For those of you that have not viewed this post I will explain the primary point I was trying to make.
I concluded, given the importance of what they do impacting all of our lives, politicians should be required to earn a degree in politics or a related area of study, take and pass an exam about issues related to the work of politicians, complete an internship, and be indemnified, meaning carry liability insurance. Given the state of our current political climate and the adverse impact on citizens as a consequence of the decisions made by our politicians, I suggested politicians should not be immune from responsibility for their actions. Truth be told I wasn’t totally serious about my suggestions. I am aware of the limitations to these ideas. For example, do we truly have a democracy if only certain citizens can be elected to political office? While there are many “career politicians” like President Biden and former President Obama, others choose political office later in their lives and careers, like former President Trump, the late Presidents Dwight Eisenhower and even George Washington.

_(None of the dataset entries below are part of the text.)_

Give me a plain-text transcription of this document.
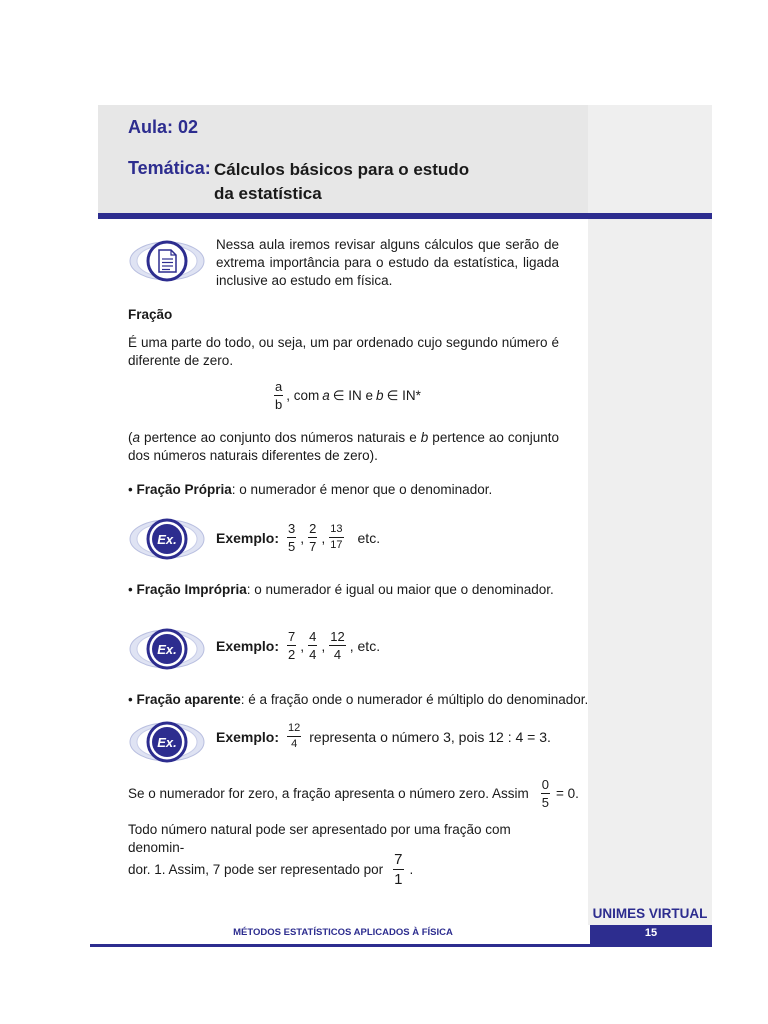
Aula: 02
Temática: Cálculos básicos para o estudo
da estatística
Nessa aula iremos revisar alguns cálculos que serão de extrema importância para o estudo da estatística, ligada inclusive ao estudo em física.
Fração
É uma parte do todo, ou seja, um par ordenado cujo segundo número é diferente de zero.
$\frac{a}{b}$ , com a ∈ IN e b ∈ IN*
(a pertence ao conjunto dos números naturais e b pertence ao conjunto dos números naturais diferentes de zero).
• Fração Própria: o numerador é menor que o denominador.
Ex.	Exemplo: $\frac{3}{5}$ , $\frac{2}{7}$ , $\frac{13}{17}$ etc.
• Fração Imprópria: o numerador é igual ou maior que o denominador.
Ex.	Exemplo: $\frac{7}{2}$ , $\frac{4}{4}$ , $\frac{12}{4}$ , etc.
• Fração aparente: é a fração onde o numerador é múltiplo do denominador.
Ex.	Exemplo: $\frac{12}{4}$ representa o número 3, pois 12 : 4 = 3.
Se o numerador for zero, a fração apresenta o número zero. Assim $\frac{0}{5} = 0$.
Todo número natural pode ser apresentado por uma fração com denomin-
dor. 1. Assim, 7 pode ser representado por $\frac{7}{1}$ .
UNIMES VIRTUAL
15
MÉTODOS ESTATÍSTICOS APLICADOS À FÍSICA
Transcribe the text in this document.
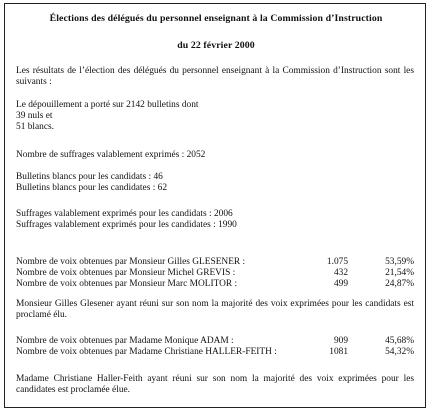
Élections des délégués du personnel enseignant à la Commission d’Instruction
du 22 février 2000
Les résultats de l’élection des délégués du personnel enseignant à la Commission d’Instruction sont les suivants :
Le dépouillement a porté sur 2142 bulletins dont
39 nuls et
51 blancs.
Nombre de suffrages valablement exprimés : 2052
Bulletins blancs pour les candidats : 46
Bulletins blancs pour les candidates : 62
Suffrages valablement exprimés pour les candidats : 2006
Suffrages valablement exprimés pour les candidates : 1990
Nombre de voix obtenues par Monsieur Gilles GLESENER :	1.075	53,59%
Nombre de voix obtenues par Monsieur Michel GREVIS :	432	21,54%
Nombre de voix obtenues par Monsieur Marc MOLITOR :	499	24,87%
Monsieur Gilles Glesener ayant réuni sur son nom la majorité des voix exprimées pour les candidats est proclamé élu.
Nombre de voix obtenues par Madame Monique ADAM :	909	45,68%
Nombre de voix obtenues par Madame Christiane HALLER-FEITH :	1081	54,32%
Madame Christiane Haller-Feith ayant réuni sur son nom la majorité des voix exprimées pour les candidates est proclamée élue.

Another equally important role of a democracy is to protect the health and welfare of its citizens. It doesn’t come as a surprise therefore that any job from food service to medicine requires a minimal level of training, licensure and training. So why not politicians? In fact, after posting my idea I learned that in 2017 former politician and Canadian citizen Wesley William Craig self-published a book titled W.C. Democracy outlining his eleven solutions to “provide a peaceful means to immediately restore Freedom and Democracy to the world”. Craig proposed the idea of a political license as well as his thoughts on ways to address election fraud, fake news and political corruption among his eleven solutions. You will have to read it yourself to decide if these ideas are feasible.
I don’t possess eleven solutions or even one for that matter to address the mess our current politicians have created because of their beliefs and often wrong ideas. In our recent book Tenacity, Bob Brooks and I suggest that the greatest risk to our future are mistaken beliefs, fear of difference and an aggressive response to real or perceived threat. These three instincts are in our genes. They have helped us survive as a Homo Sapiens for tens of thousands of years and our human ancestors for millions of years. Our human society and culture continue to move at a frenetic speed. Accompanying rapid advances have been equally developing adversities, many of our own making. The evolution of technology races ahead at breakneck speeds. I worry that this frenetic speed is quickly outpacing our human capacity to cope and adapt, to harness and effectively utilize our instincts not just to survive but to thrive.
Perhaps there is no viable solution to save mankind. This is what happens to all organized societies over time. Our instincts eventually lead to conflict, chaos and ultimately our downfall. However, I am not ready to give up just yet. I continue to be cautiously optimistic that as our understanding of ourselves and our place in the Universe expands, we will find the means to better understand ourselves and prepare the next
generations to lead us into a promising, though not likely, perfect future. The strength of my conviction is drawn not just from the knowledge I possess, but from the thousands of children and families from whom I have learned time and time again about the resiliency and creativity of the human spirit.